Psyc210a Practice 04, due by 10:30pm, Wednesday 9/28

If you use this .Rmd template file to do this practice, make sure to submit two documents: 1) Psc210a_PR04_yourInitials.Rmd; 2) Psc210a_PR04_yourInitials.html (this .html file should be generated from your .Rmd file). Before you submit your work, replace ‘yourInitials’ by your own initials in the file name.

If you use any other statistical program (e.g. SPSS), make sure to submit your SPSS syntax codes together with your answers to the questions.

Write R codes to set your working directory to ‘Psy210a_F2022’. Make sure to include appropriate path.

##set my working directory  
setwd('~/Desktop/Psy210a_F2022')

##clear my work space
#rm(list=ls()) #Note: I did clear my data, but I commented this out so it would stop clearing my data

[totally 20 points] Eysenck (1974) did an experimental study to examine whether certain learning strategy can help participants to remember words in a word list and whether there is age difference. One hundred participants were randomly assigned into one of five groups (each group was instructed to use a different strategy while learning the word list). In the pr4_Q2data.sav (SPSS format) or pr4_Q2data.csv (.csv format), the variable ‘Recall” contains the number of words recalled correctly in the test session. For this practice, assume that ’recall’ is in a continuous scale. The other two variables in the data are ‘age’ (1=old adult, 2=young adult) and ‘group’ (categorical variable with five categories).

First read the data into R as a data frame. After setting up your working directory, you may use the following R code to read the data in.

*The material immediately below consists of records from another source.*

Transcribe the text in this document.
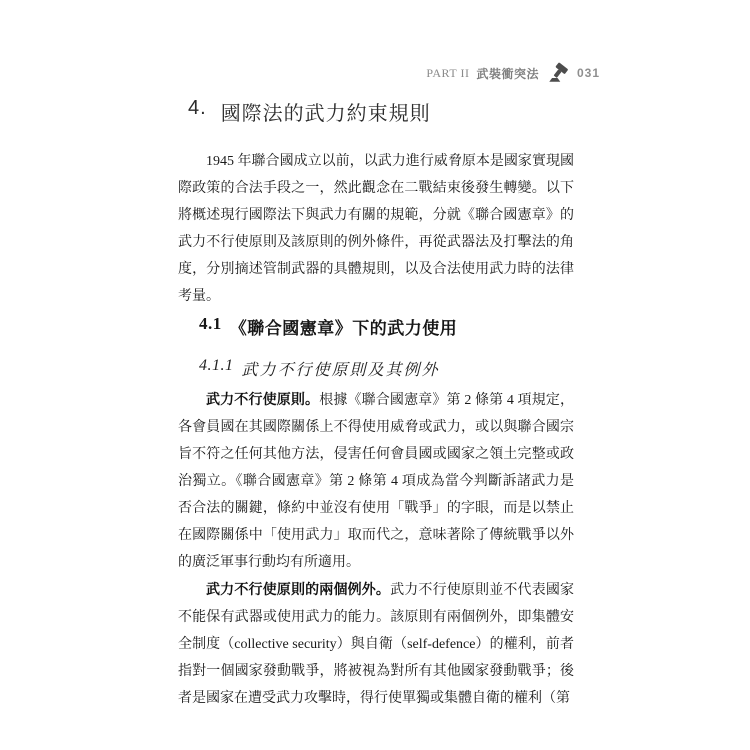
PART II 武裝衝突法	031
4. 國際法的武力約束規則

1945 年聯合國成立以前，以武力進行威脅原本是國家實現國際政策的合法手段之一，然此觀念在二戰結束後發生轉變。以下將概述現行國際法下與武力有關的規範，分就《聯合國憲章》的武力不行使原則及該原則的例外條件，再從武器法及打擊法的角度，分別摘述管制武器的具體規則，以及合法使用武力時的法律考量。

4.1 《聯合國憲章》下的武力使用
4.1.1 武力不行使原則及其例外

武力不行使原則。根據《聯合國憲章》第 2 條第 4 項規定，各會員國在其國際關係上不得使用威脅或武力，或以與聯合國宗旨不符之任何其他方法，侵害任何會員國或國家之領土完整或政治獨立。《聯合國憲章》第 2 條第 4 項成為當今判斷訴諸武力是否合法的關鍵，條約中並沒有使用「戰爭」的字眼，而是以禁止在國際關係中「使用武力」取而代之，意味著除了傳統戰爭以外的廣泛軍事行動均有所適用。

武力不行使原則的兩個例外。武力不行使原則並不代表國家不能保有武器或使用武力的能力。該原則有兩個例外，即集體安全制度（collective security）與自衛（self-defence）的權利，前者指對一個國家發動戰爭，將被視為對所有其他國家發動戰爭；後者是國家在遭受武力攻擊時，得行使單獨或集體自衛的權利（第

##read the .csv data into R
working<-read.csv('pr4_Q2data.csv')  

##OR read the .sav (spss) data into R
##if you use the following R codes, make sure to install 'foreign' package first 
## install.packages('foreign')
#working<-foreign::read.spss('pr4_Q2data.sav', to.data.frame = TRUE)

[2 points] Focus on the variable ‘recall’ in the data, check whether there is any missing value for variable ‘recall’. If there is any missing value for variable ‘recall’, remove the observation(s) with missing value in ‘recall’.

## your R codes for 2a
working<-read.csv('pr4_Q2data.csv')  
pr4_Q2data<-read.csv('pr4_Q2data.csv')  #also naming it this

head(pr4_Q2data, 3) #to read first 3 rows of data

##   Age Recall group
## 1   1      9     1
## 2   1      8     1
## 3   1      6     1

head(working, 3)

##   Age Recall group
## 1   1      9     1
## 2   1      8     1
## 3   1      6     1

sum(is.na(pr4_Q2data$Recall)) ##check for missing value

## [1] 0

#[1]0 means no missing values 
#pr4_Q2data[!is.na(pr4_Q2data$Recall), #the code i would use to remove observations with missing  value in variable 'recall' if there were any

[4 points] Generate side-by-side boxplots of ‘Recall” by ‘group’, with a main title ‘Boxplot of recall by group’ and lable Y axis as ‘Recall of words’. Describe briefly what the boxplots reveal in terms of the relationship between ’Recall” and the learning conditions.

## your R codes for 2b
boxplot(pr4_Q2data$Recall ~ pr4_Q2data$group,
main="Boxplot of recall by group",
ylab = 'Recall of words',
xlab='Group',
frame.plot=FALSE)

#The boxplots reveal that participants in groups 1 and 2 recalled fewer words overall and on average, as demonstrated by the smaller means and shorter whiskers. Participants in group 3 recalled more words on average and overall than groups 1 and 2, and was also the group with the most outliers. Group 4 recalled the most words on average and overall. Group 5 recalled slightly fewer words on average and had an overall larger range of words recalled than any other group.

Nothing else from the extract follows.